We might try to act like they’re not there, but the forces of evil still rage like a storm in this world, doing everything they can to tear us away from God.
That’s why the disciples’ question on the boat is the right question, even though they didn’t realize it at the time. They turn to Jesus and they cry out, “Teacher! Don’t you care that we are perishing?” I don’t think the disciples really believed Jesus could do anything about the storm. I think they were just terrified and they wanted Jesus to join them in their terror. Of course, Jesus is not worried about the forces of evil because he is the Ultimate Good, and he knows evil can do nothing to him.
So when the disciples asked Jesus, “Teacher! Don’t you care that we are perishing?” they didn’t realize what they were asking. They didn’t realize that Jesus, God incarnate, came to earth because he cared that humanity was perishing, because he wanted to save humanity from perishing. The disciples throw it in his face: “Teacher” they call him, still not understanding that he is more than a teacher, “don’t you care!?”
Have you ever asked God that question? Have you ever had a moment when you felt abandoned or condemned and you turned to God and said, “Don’t you care!?” That was Job’s question. That was Elijah’s question. That was the Psalmist’s question. That’s the question parents ask when their child is diagnosed with cancer. That is the question the addict asks when she just can’t stop using. That’s the question people ask when their family and their neighborhood is reduced to rubble by a drone strike. “Don’t you care!?”
The amazing thing is that Jesus does care. That’s the whole reason he has come. He loves each and every one of us so much that he wants to save us from the roiling storm that seeks to claim us. He wants to redeem us from the forces of evil that tell us we are worthless, unloveable, and bad; that seek to fill us with self-hatred; that seek to turn us against our neighbors. Jesus didn’t just come to keep the disciples from perishing in one storm on the Sea of Galilee; he comes to save all of us from perishing in the great storm of sin and death.

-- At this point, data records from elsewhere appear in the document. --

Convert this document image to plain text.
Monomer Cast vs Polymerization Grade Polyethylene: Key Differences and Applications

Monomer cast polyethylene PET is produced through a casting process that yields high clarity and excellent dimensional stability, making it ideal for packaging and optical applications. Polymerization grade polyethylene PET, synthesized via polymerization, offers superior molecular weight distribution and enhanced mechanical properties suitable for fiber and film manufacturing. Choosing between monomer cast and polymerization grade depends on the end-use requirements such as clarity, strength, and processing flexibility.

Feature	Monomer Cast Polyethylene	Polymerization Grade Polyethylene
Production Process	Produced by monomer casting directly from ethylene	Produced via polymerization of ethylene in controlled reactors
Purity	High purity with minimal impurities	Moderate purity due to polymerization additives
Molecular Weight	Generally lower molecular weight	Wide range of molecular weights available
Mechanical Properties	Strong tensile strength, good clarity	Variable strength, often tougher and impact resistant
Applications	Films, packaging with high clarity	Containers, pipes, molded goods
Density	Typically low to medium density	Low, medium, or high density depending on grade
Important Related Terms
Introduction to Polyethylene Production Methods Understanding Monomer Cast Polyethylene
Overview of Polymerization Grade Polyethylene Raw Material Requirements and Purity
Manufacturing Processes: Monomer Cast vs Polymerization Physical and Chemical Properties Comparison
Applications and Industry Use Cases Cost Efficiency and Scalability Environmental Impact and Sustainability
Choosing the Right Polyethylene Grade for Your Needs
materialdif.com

And the good news is that Jesus does exactly what he came here to do. At the end of the story, the disciples ask another good question. They say, “Who is this that even the wind and the waves obey him?” The disciples come to realize that their understanding of Jesus is far too small. He’s not just a teacher. So who is he? That is the question we all should ask about Jesus. Who is this Jesus? Today’s gospel reading shows us that he is the one who has come to save us from the storm. He is not the one who comes to make us feel ashamed or afraid or bad or condemned. He is the one who comes to save us, to love us, to redeem us, to comfort us, and to lead us into eternal life.
A couple years later, the teacher was arrested. One of his disciples betrayed him and the others deserted him. He was given an unfair hearing and he was executed. All hope was lost until a few days later, some of his disciples claimed they saw him again. He was dead and yet he lived. He lingered for a month or so and then he disappeared again.
Many years later, in his old age, one of his disciples thought back to that stormy night, when they almost perished in the sea. He remembered how the teacher calmed the storm. He wished he had known then what he knew now. The teacher did care that they were perishing. He always cared that they were perishing. The teacher did not let them perish then, and he could see now that the teacher would not let them perish now.
He smiled. Who is this that even the wind and the waves obey him?